At an overall level, the Bill seeks to undo some of the rigidities of the 2013 Act. It has been found that while the 2013 Act enhances corporate governance and compliance requirements in the interests of the investors, it also imposes onerous obligations on companies thereby increasing the costs of doing business. This apparently does not augur well with the Government’s move towards enhancing the ease of doing business with a view to attracting higher levels of foreign investment especially given the express thrust of the “Make in India” policy. Moreover, in order to improve India’s ranking in the World Bank Doing Business report, measures must be seen to be taken. These drivers seem to be behind the Bill.

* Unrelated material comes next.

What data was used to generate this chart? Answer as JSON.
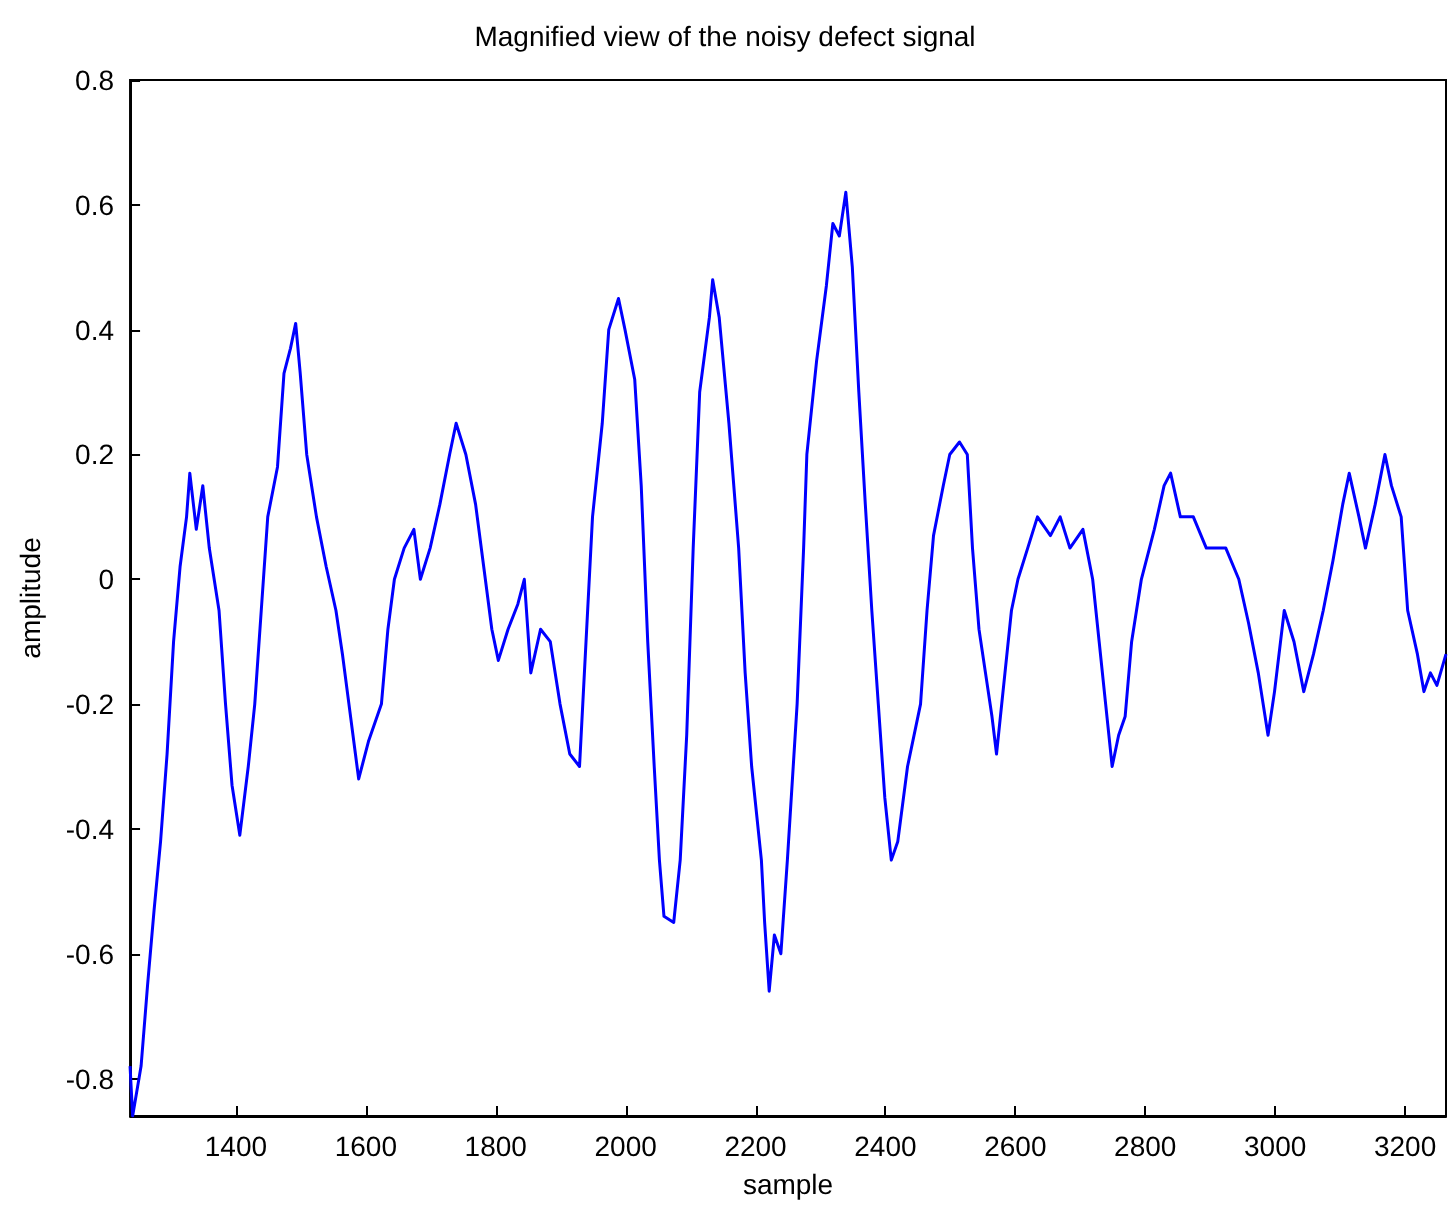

The amendments have been designed to address some issues raised by stakeholders. Among the major concerns of stakeholders were protecting confidentiality of board resolutions, as well as the provision of auditors being required to report suspected frauds at the companies audited by them. The provision on the public scrutiny of board resolutions, is a practice which is not followed anywhere in the world, and has been amended in the new Bill. A company deciding in its board on its next model, a new product trademark or the funding mechanism would not like such matters to be known to competitors, and thus this is a welcome change.
Towards meeting a “corporate demand”, the relevant amendment now prohibits public inspection of board resolutions filed in the registry. Under the new norms, the paid-up capital criteria has been scrapped while threshold limits for various transactions for getting shareholders’ nod has now been stipulated. Another amendment approves prescribing specific punishment for deposits accepted, a condition that was left out in the act inadvertently.
Stakeholders were also concerned that stringent regulations for related party transactions, or those transactions between the company and another in which a board member or members are interested, could hurt routine business activity. The amendment now exempts corporates from the need to get shareholders’ nod in the case of related party transactions valued lower than Rs.100 crore or 10 percent of net worth. Under the old system, shareholders’ permission through a special resolution was required in case of related party transactions for all firms with a paid up capital of Rs.10 crore or more.
Another amendment exempts related party transactions between holding companies and wholly owned subsidiaries from the requirement of approval of non-related shareholders.
The amendment bill, is expected to go a long way in creating an enabling regulatory regime necessary for promoting economic growth.